Mais aussi paradoxal que cela puisse paraître, l’indifférence peut être aussi un choix éthique. C’est ce que pensaient les sceptiques et leur chef de file Pyrrhon d’Élis qui vécut au IVe siècle avant J.-C. Pour ce penseur, la sagesse ne consiste pas à contrôler ses désirs en les hiérarchisant mais à les nier. C’est que, de même qu’il n’y a pas de critère de certitude pour la connaissance, il n’y en a pas pour décider si une chose est bonne ou mauvaise : une chose ne vaut « pas plus » (ou mallon) qu’une autre. L’indifférence (adiaphoria, ἀδιάφορα), principe de non-adhésion à quoi que ce soit, permet alors de traverser l’existence sans que notre âme ne soit jamais troublée – un peu comme ce cochon, aime à rappeler Pyrrhon, qui, transporté dans un bateau, continuait tranquillement à manger sa pâtée sans se soucier de la tempête qui menaçait l’équipage.
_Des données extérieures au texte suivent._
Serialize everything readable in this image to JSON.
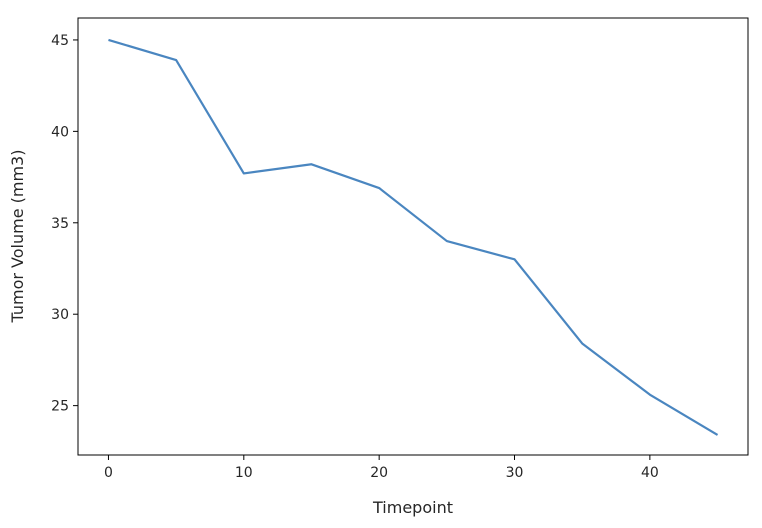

Au reproche d’inconséquence qu’on faisait au sceptique, ce dernier répondait qu’au contraire, il se sentait libre parce qu’il n’était pas le jouet des illusions : sans opinion, sans inclination, l’indifférent n’est jamais manipulable, toujours maître de lui-même donc sage.

L’extrême tension du détachement

Choisie, l’indifférence peut l’être encore non pour une raison éthique mais métaphysique. C’est alors une attitude existentielle qui se veut cohérente par rapport à une interprétation réaliste et sans concession de notre séjour dans le monde. C’est du moins ce qui ressort de la lecture des œuvres du philosophe et écrivain d’origine roumaine Cioran, et en particulier de son Précis de décomposition (1949). Proche des sceptiques en ce qu’il estime que si « l’homme perd sa faculté d’indifférence », il cédera à sa « puissance d’adorer » et deviendra « assassin virtuel », il s’en distingue par le lien qu’il découvre entre l’indifférence et la vacuité de l’existence. Pour lui, l’indifférence relève d’un regard lucide sur la vie : si « rien ne prouve que nous soyons plus que rien », si avec un peu de recul tout s’égalise, alors pour ne pas céder au nihilisme, il ne reste qu’à adopter un regard sur les autres mi-désabusé mi-ironique, vaguement compatissant pour échapper au cynisme. L’important est dans la juste distance qui permet de ne pas faire trop de cas de soi et des autres pour s’affranchir du devoir d’être quelque chose. Mais cet équilibre subtil où pensée et émotion se neutralisent, exige peut-être trop de nous.

Pas facile d’être indifférent, au fond. Regardez le célèbre tableau d’Eugène Delacroix, La Mort de Sardanapale (1827). Inspiré par un roman de Byron, ce chef-d’œuvre du romantisme illustre l’idée que l’indifférence relève de l’héroïsme. Ne voulant rien laisser à ses ennemis, vaincu, le roi assyrien Sardanapale décide de détruire tout ce qu’il possède : esclaves, femmes, chevaux, or et argent, avant d’embraser son palais et d’y mourir. Le panache le dispute ici à l’insensibilité, sa liberté se faisant terrible et son indifférence sublime.